The World is A Mess, How Do I Remain Hopeful In My Work?
Q: How do you make sense of sustainability in the messy world today?
I held a keynote the other day, and I have to end those presentations with Q&A because that’s actually my favorite part. It’s when I get to learn from you.
Anyway, this person was asking me: how I make sense of sustainability in these messy times.
And it’s interesting that I received that question because I had read a similar question or quote from the Joseph Campbell Foundation of Mythology. So the question had been going through my mind for some time.
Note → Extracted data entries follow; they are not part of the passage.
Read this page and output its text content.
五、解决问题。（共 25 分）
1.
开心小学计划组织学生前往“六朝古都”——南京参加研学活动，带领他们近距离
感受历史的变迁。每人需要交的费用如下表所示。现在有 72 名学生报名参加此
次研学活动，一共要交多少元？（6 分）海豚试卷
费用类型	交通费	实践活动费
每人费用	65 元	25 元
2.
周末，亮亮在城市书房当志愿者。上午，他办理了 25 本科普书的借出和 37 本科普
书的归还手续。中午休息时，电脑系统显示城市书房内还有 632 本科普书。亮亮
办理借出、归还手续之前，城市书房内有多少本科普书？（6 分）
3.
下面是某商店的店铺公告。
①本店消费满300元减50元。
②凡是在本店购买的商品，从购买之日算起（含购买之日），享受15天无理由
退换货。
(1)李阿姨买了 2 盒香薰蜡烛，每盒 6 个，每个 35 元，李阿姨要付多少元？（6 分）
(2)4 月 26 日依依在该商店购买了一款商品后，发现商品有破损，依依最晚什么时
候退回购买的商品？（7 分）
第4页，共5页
First, I have to accept that the world is always messy. The idea of a bright perfect future doesn’t exist. The world has been and will always be messy and that’s just life is on earth. It’s part of the human experience.
And that’s ok.
I believe that part of the process to make the most out of this life is by embracing it all. Every emotion is important, every situation teaches us something about ourselves and the world, and if we’re able to detach ourselves and our emotions from the circumstance and look at it from an outside perspective, I believe a lot of meaning can be found.
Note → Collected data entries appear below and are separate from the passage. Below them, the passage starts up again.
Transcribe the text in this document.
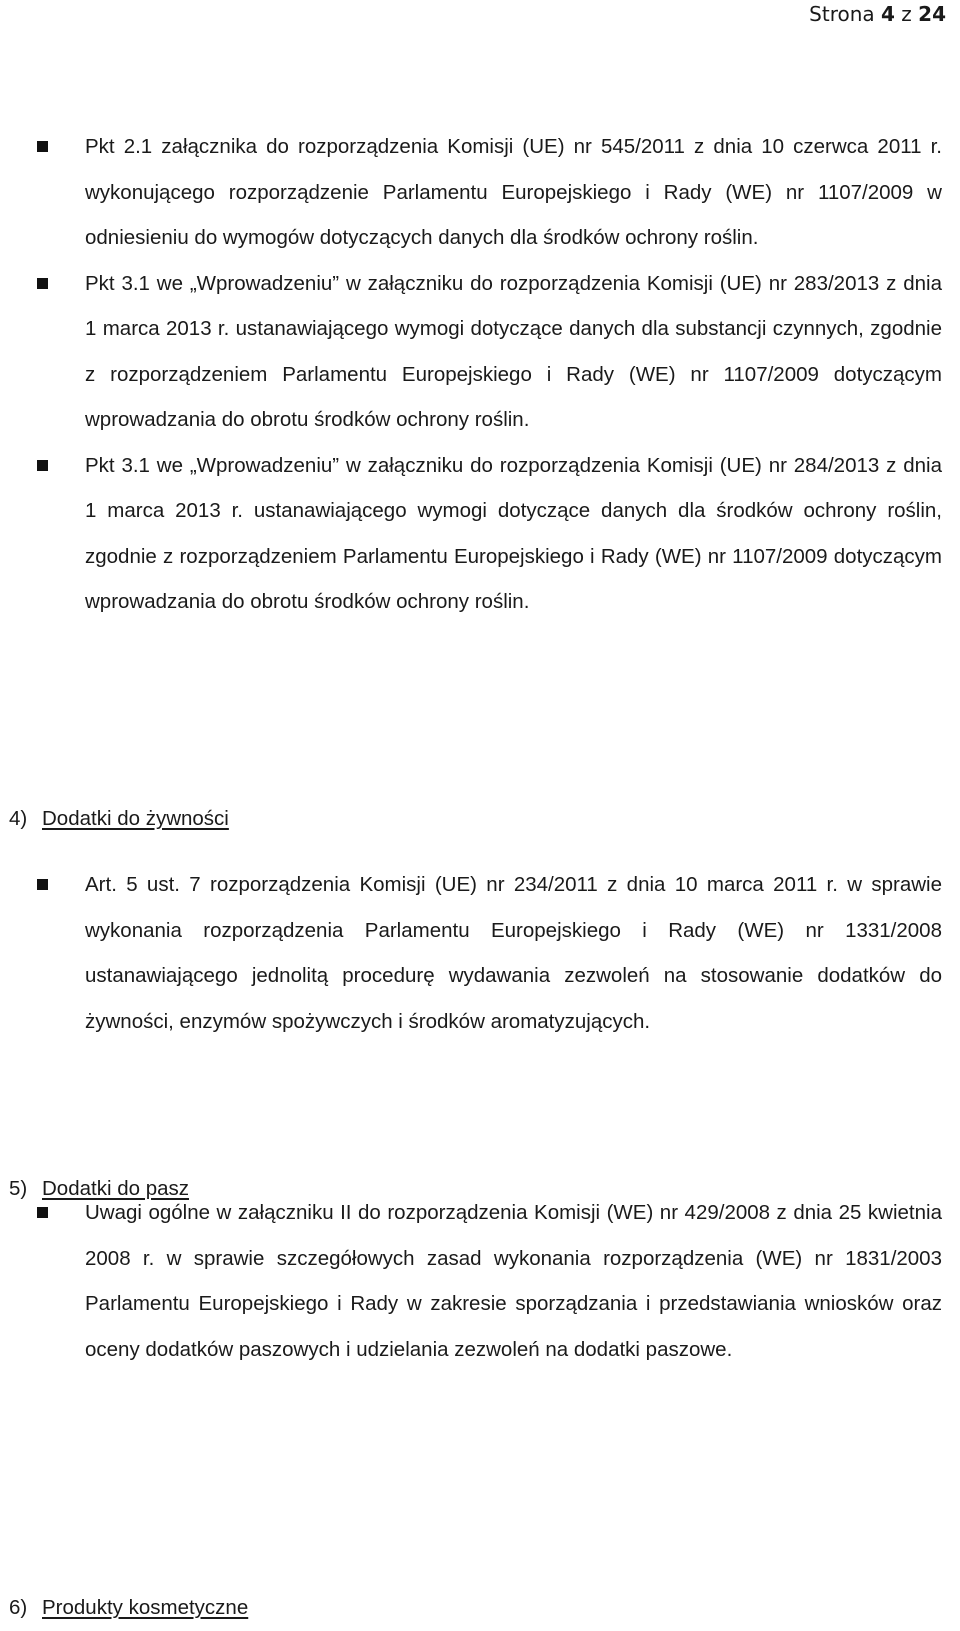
Strona 4 z 24
Pkt 2.1 załącznika do rozporządzenia Komisji (UE) nr 545/2011 z dnia 10 czerwca 2011 r. wykonującego rozporządzenie Parlamentu Europejskiego i Rady (WE) nr 1107/2009 w odniesieniu do wymogów dotyczących danych dla środków ochrony roślin.
Pkt 3.1 we „Wprowadzeniu” w załączniku do rozporządzenia Komisji (UE) nr 283/2013 z dnia 1 marca 2013 r. ustanawiającego wymogi dotyczące danych dla substancji czynnych, zgodnie z rozporządzeniem Parlamentu Europejskiego i Rady (WE) nr 1107/2009 dotyczącym wprowadzania do obrotu środków ochrony roślin.
Pkt 3.1 we „Wprowadzeniu” w załączniku do rozporządzenia Komisji (UE) nr 284/2013 z dnia 1 marca 2013 r. ustanawiającego wymogi dotyczące danych dla środków ochrony roślin, zgodnie z rozporządzeniem Parlamentu Europejskiego i Rady (WE) nr 1107/2009 dotyczącym wprowadzania do obrotu środków ochrony roślin.
4) Dodatki do żywności
Art. 5 ust. 7 rozporządzenia Komisji (UE) nr 234/2011 z dnia 10 marca 2011 r. w sprawie wykonania rozporządzenia Parlamentu Europejskiego i Rady (WE) nr 1331/2008 ustanawiającego jednolitą procedurę wydawania zezwoleń na stosowanie dodatków do żywności, enzymów spożywczych i środków aromatyzujących.
5) Dodatki do pasz
Uwagi ogólne w załączniku II do rozporządzenia Komisji (WE) nr 429/2008 z dnia 25 kwietnia 2008 r. w sprawie szczegółowych zasad wykonania rozporządzenia (WE) nr 1831/2003 Parlamentu Europejskiego i Rady w zakresie sporządzania i przedstawiania wniosków oraz oceny dodatków paszowych i udzielania zezwoleń na dodatki paszowe.
6) Produkty kosmetyczne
Life doesn’t have meaning, you give meaning to life, and that will look different for every one of our journeys here.
It’s a practice and it’s hard but I truly believe that difficult times are here to serve us in a way.
> Now I believe her question was more aimed at asking: How can I believe in this optimistic concept when everything around us looks seemingly opposite to that?
In those times I think of a Zen story that I like, that goes like this:
There’s a famous Zen story about a humble farmer whose horse broke out of the enclosure one day and ran away. The villagers came to the farmer saying, “oh such bad luck, my friend”, to which the farmer replied: Good luck, bad luck, who knows?
A few days later, that same horse came back to the farm bringing with him 3 wild mares. The neighbors screamed out: how lucky you are! The farmer replied: good luck, bad luck, who knows?
The next day, the farmer’s son tempts to tame one of the wild mares but falls off the horse and breaks his leg. The villagers again proclaimed how unlucky the situation was. Good luck, bad luck, who knows? said the farmer.
A week later, army officials passed by the village to recruit the young men to go to war, but when they got to the farmer’s house and saw the boy with the broken leg, they said he would be useless at war and therefore, he got to stay with his family at the farm.
The moral of the story shows us that we don't know when a situation is good or bad, and it's a good reminder to cultivate a sense of equanimity in our lives.
In other words, to experience life with a sense of calm or even temper.
I think often of this story when things don’t go as I had planned. It reminds me that certain things are out of my control and that more often than not, things are working out for me, not against me.
But the same goes for the state of the world. Some things are not always what they seem, and change is unpleasant because we are creatures of comfort, but just like the Yin and Yang, two contradictory realities coexist at all times. There’s good in the bad and bad in the good.
Times now seem messier than usual, rising prices, war, division, … but I remind myself that the biggest leaps forward for humanity were born out of hard times, and I believe that the values and the dream attached to the term ‘sustainability’ are the destinations, the North Star.
I also try to recognize that these messy times serve my purpose in ways I may not understand today.
I am still learning but I try not to be guided by my external circumstances.
What guides me are my values and my purpose, and no matter how messy the world is, I will adapt my strategies and my actions in service of them. That’s the meaning I choose to give to my life.